Bruxelles, 19/06/2009 (Agence Europe) - Les Vingt-sept ont rappelé, vendredi 19 juin, l'importance qu'ils attachent à la stabilité et la sécurité en Afghanistan et au Pakistan, ainsi que dans la région dans son ensemble. Dans leurs conclusions, ils rappellent la nécessité de combattre le terrorisme et de soutenir le développement des institutions démocratiques au Pakistan et le renforcement des relations commerciales avec ce pays, y compris par un accord de libre-échange, mais il s'agit encore d'une perspective à long terme. Concernant l'Afghanistan, ils rappellent l'engagement européen à contribuer à la formation de la police et au renforcement de l'état de droit, l'objectif restant le déploiement de 400 formateurs (on en dénombre environ 300 à l'heure actuelle). Le Conseil européen souligne l'importance que pourrait revêtir le déploiement de la force de gendarmerie européenne au sein de la mission de formation de l'OTAN, nouvellement créée, comme « initiative complémentaire » pour la constitution des capacités de police.

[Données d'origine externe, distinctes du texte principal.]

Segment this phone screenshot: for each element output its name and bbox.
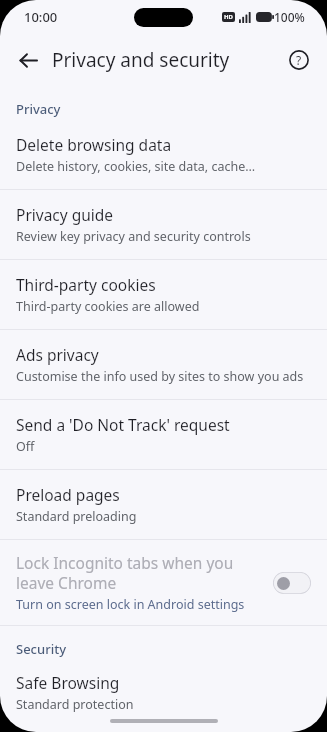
staticText: Lock Incognito tabs when you leave Chrom… [16,552,261,593]
staticText: Third-party cookies [16,274,156,295]
button[interactable]: Delete browsing data [0,124,327,189]
staticText: Send a 'Do Not Track' request [16,414,230,435]
staticText: ? [296,52,302,68]
button[interactable]: Lock Incognito tabs when you leave Chrom… [0,540,327,625]
staticText: Ads privacy [16,344,99,365]
button[interactable]: Third-party cookies [0,260,327,329]
button[interactable]: Back [10,42,46,78]
staticText: Privacy guide [16,204,114,225]
staticText: Turn on screen lock in Android settings [16,596,245,613]
staticText: Privacy [16,100,61,118]
staticText: Customise the info used by sites to show… [16,368,304,385]
staticText: Standard protection [16,696,134,713]
button[interactable]: Help [281,42,317,78]
staticText: Standard preloading [16,508,137,525]
button[interactable]: Safe Browsing [0,664,327,727]
staticText: 100% [274,9,305,25]
staticText: Review key privacy and security controls [16,228,251,245]
staticText: Preload pages [16,484,120,505]
staticText: Off [16,438,35,455]
button[interactable]: Send a 'Do Not Track' request [0,400,327,469]
staticText: Privacy and security [52,47,230,73]
staticText: HD [224,13,233,21]
staticText: 10:00 [24,8,58,26]
staticText: Delete browsing data [16,134,172,155]
button[interactable]: Privacy guide [0,190,327,259]
staticText: Security [16,640,66,658]
staticText: Third-party cookies are allowed [16,298,200,315]
staticText: Safe Browsing [16,672,120,693]
staticText: Delete history, cookies, site data, cach… [16,158,256,175]
button[interactable]: Preload pages [0,470,327,539]
button[interactable]: Ads privacy [0,330,327,399]
button[interactable]: Lock Incognito tabs toggle [273,572,311,594]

Les Vingt-sept ont condamné la répression violente des manifestations pacifiques en Iran. Ils demandent aux autorités iraniennes de vérifier la régularité du scrutin et de ses résultats. « Nous ne voulons pas donner l'impression que l'étranger s'occupe des élections internes, mais quand on voit les violences et des résultats aussi incohérents, l'Europe qui se tairait ne serait pas conforme à nos valeurs (…) L'Europe n'est pas prête à tout accepter. L'émergence d'une rue iranienne pour réclamer plus de transparence et plus d'avenir est une bonne nouvelle. La volonté du peuple iranien, quand elle s'exprime avec ce courage, on ne peut être qu'admiratif », a commenté Nicolas Sarkozy. Le ministre espagnol des Affaires étrangères, Miguel Angel Moratinos, a demandé que l'on laisse travailler la presse. « Nous sommes déçus et très préoccupés pour la liberté de la presse », a ajouté le président du Conseil italien, Silvio Berlusconi.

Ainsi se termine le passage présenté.